Use getAtomRanges(...) function in NBNXM more

[alexxy/gromacs.git] / src / gromacs / nbnxm / opencl / nbnxm_ocl.cpp
diff --git a/src/gromacs/nbnxm/opencl/nbnxm_ocl.cpp b/src/gromacs/nbnxm/opencl/nbnxm_ocl.cpp

index e00874a30b6a78761a3c4b12c83ef9185b52243e..50e7b9d8d4f167e1a36eef7134a2047e8b4b7bd5 100644 (file)
--- a/src/gromacs/nbnxm/opencl/nbnxm_ocl.cpp
+++ b/src/gromacs/nbnxm/opencl/nbnxm_ocl.cpp
@@ -527,9 +527,6 @@ void gpu_copy_xq_to_gpu(NbnxmGpu* nb, const nbnxn_atomdata_t* nbatom, const Atom
  
      const InteractionLocality iloc = gpuAtomToInteractionLocality(atomLocality);
  
-    /* local/nonlocal offset and length used for xq and f */
-    int adat_begin, adat_len;
-
      NBAtomData*         adat         = nb->atdat;
      gpu_plist*          plist        = nb->plist[iloc];
      cl_timers_t*        t            = nb->timers;
@@ -558,17 +555,8 @@ void gpu_copy_xq_to_gpu(NbnxmGpu* nb, const nbnxn_atomdata_t* nbatom, const Atom
          return;
      }
  
-    /* calculate the atom data index range based on locality */
-    if (atomLocality == AtomLocality::Local)
-    {
-        adat_begin = 0;
-        adat_len   = adat->numAtomsLocal;
-    }
-    else
-    {
-        adat_begin = adat->numAtomsLocal;
-        adat_len   = adat->numAtoms - adat->numAtomsLocal;
-    }
+    /* local/nonlocal offset and length used for xq and f */
+    auto atomsRange = getGpuAtomRange(adat, atomLocality);
  
      /* beginning of timed HtoD section */
      if (bDoTime)
@@ -580,9 +568,9 @@ void gpu_copy_xq_to_gpu(NbnxmGpu* nb, const nbnxn_atomdata_t* nbatom, const Atom
      static_assert(sizeof(float) == sizeof(*nbatom->x().data()),
                    "The size of the xyzq buffer element should be equal to the size of float4.");
      copyToDeviceBuffer(&adat->xq,
-                       reinterpret_cast<const Float4*>(nbatom->x().data()) + adat_begin,
-                       adat_begin,
-                       adat_len,
+                       reinterpret_cast<const Float4*>(nbatom->x().data()) + atomsRange.begin(),
+                       atomsRange.begin(),
+                       atomsRange.size(),
                         deviceStream,
                         GpuApiCallBehavior::Async,
                         bDoTime ? t->xf[atomLocality].nb_h2d.fetchNextEvent() : nullptr);
@@ -931,15 +919,14 @@ void gpu_launch_kernel_pruneonly(NbnxmGpu* nb, const InteractionLocality iloc, c
  void gpu_launch_cpyback(NbnxmGpu*                nb,
                          struct nbnxn_atomdata_t* nbatom,
                          const gmx::StepWorkload& stepWork,
-                        const AtomLocality       aloc)
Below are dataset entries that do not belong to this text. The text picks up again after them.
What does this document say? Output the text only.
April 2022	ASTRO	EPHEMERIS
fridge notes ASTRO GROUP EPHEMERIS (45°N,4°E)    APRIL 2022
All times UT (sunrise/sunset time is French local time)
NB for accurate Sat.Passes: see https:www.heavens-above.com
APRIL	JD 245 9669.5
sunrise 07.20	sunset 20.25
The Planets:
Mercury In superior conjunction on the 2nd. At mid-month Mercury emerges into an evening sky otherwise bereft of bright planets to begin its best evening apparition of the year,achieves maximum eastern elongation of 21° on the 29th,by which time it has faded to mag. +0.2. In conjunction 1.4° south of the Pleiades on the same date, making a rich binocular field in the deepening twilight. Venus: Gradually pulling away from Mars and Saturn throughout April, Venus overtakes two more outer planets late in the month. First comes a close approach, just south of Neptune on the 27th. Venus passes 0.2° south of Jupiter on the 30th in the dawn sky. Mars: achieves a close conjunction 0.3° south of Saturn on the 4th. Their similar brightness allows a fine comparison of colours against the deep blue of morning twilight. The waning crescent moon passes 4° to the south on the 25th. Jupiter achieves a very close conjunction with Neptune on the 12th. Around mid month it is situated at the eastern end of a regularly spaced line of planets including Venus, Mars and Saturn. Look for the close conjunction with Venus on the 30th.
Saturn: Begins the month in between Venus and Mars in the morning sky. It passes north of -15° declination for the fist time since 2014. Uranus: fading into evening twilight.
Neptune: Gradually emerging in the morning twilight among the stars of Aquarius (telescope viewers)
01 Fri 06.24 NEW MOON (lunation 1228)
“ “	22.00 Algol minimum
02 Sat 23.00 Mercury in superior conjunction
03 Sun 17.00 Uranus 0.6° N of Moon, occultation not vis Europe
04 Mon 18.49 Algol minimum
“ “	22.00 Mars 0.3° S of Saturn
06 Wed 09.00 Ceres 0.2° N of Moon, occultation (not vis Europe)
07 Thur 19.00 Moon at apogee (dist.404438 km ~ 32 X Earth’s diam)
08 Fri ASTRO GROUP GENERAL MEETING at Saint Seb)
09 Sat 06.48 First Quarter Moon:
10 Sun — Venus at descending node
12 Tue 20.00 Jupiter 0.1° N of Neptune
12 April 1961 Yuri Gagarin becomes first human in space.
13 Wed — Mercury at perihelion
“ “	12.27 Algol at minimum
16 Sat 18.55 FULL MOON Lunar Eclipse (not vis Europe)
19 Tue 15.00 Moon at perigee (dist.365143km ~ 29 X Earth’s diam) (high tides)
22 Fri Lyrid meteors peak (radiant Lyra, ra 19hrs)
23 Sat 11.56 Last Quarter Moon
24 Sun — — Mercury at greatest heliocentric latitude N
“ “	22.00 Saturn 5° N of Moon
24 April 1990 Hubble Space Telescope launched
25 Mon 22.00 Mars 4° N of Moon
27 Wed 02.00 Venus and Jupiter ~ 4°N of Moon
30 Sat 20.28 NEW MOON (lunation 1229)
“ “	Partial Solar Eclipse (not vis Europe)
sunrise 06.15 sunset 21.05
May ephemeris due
+                        const AtomLocality       atomLocality)
  {
      GMX_ASSERT(nb, "Need a valid nbnxn_gpu object");
  
      cl_int gmx_unused cl_error;
-    int               adat_begin, adat_len; /* local/nonlocal offset and length used for xq and f */
  
      /* determine interaction locality from atom locality */
-    const InteractionLocality iloc = gpuAtomToInteractionLocality(aloc);
+    const InteractionLocality iloc = gpuAtomToInteractionLocality(atomLocality);
      GMX_ASSERT(iloc == InteractionLocality::Local
                         || (iloc == InteractionLocality::NonLocal && nb->bNonLocalStreamDoneMarked == false),
                 "Non-local stream is indicating that the copy back event is enqueued at the "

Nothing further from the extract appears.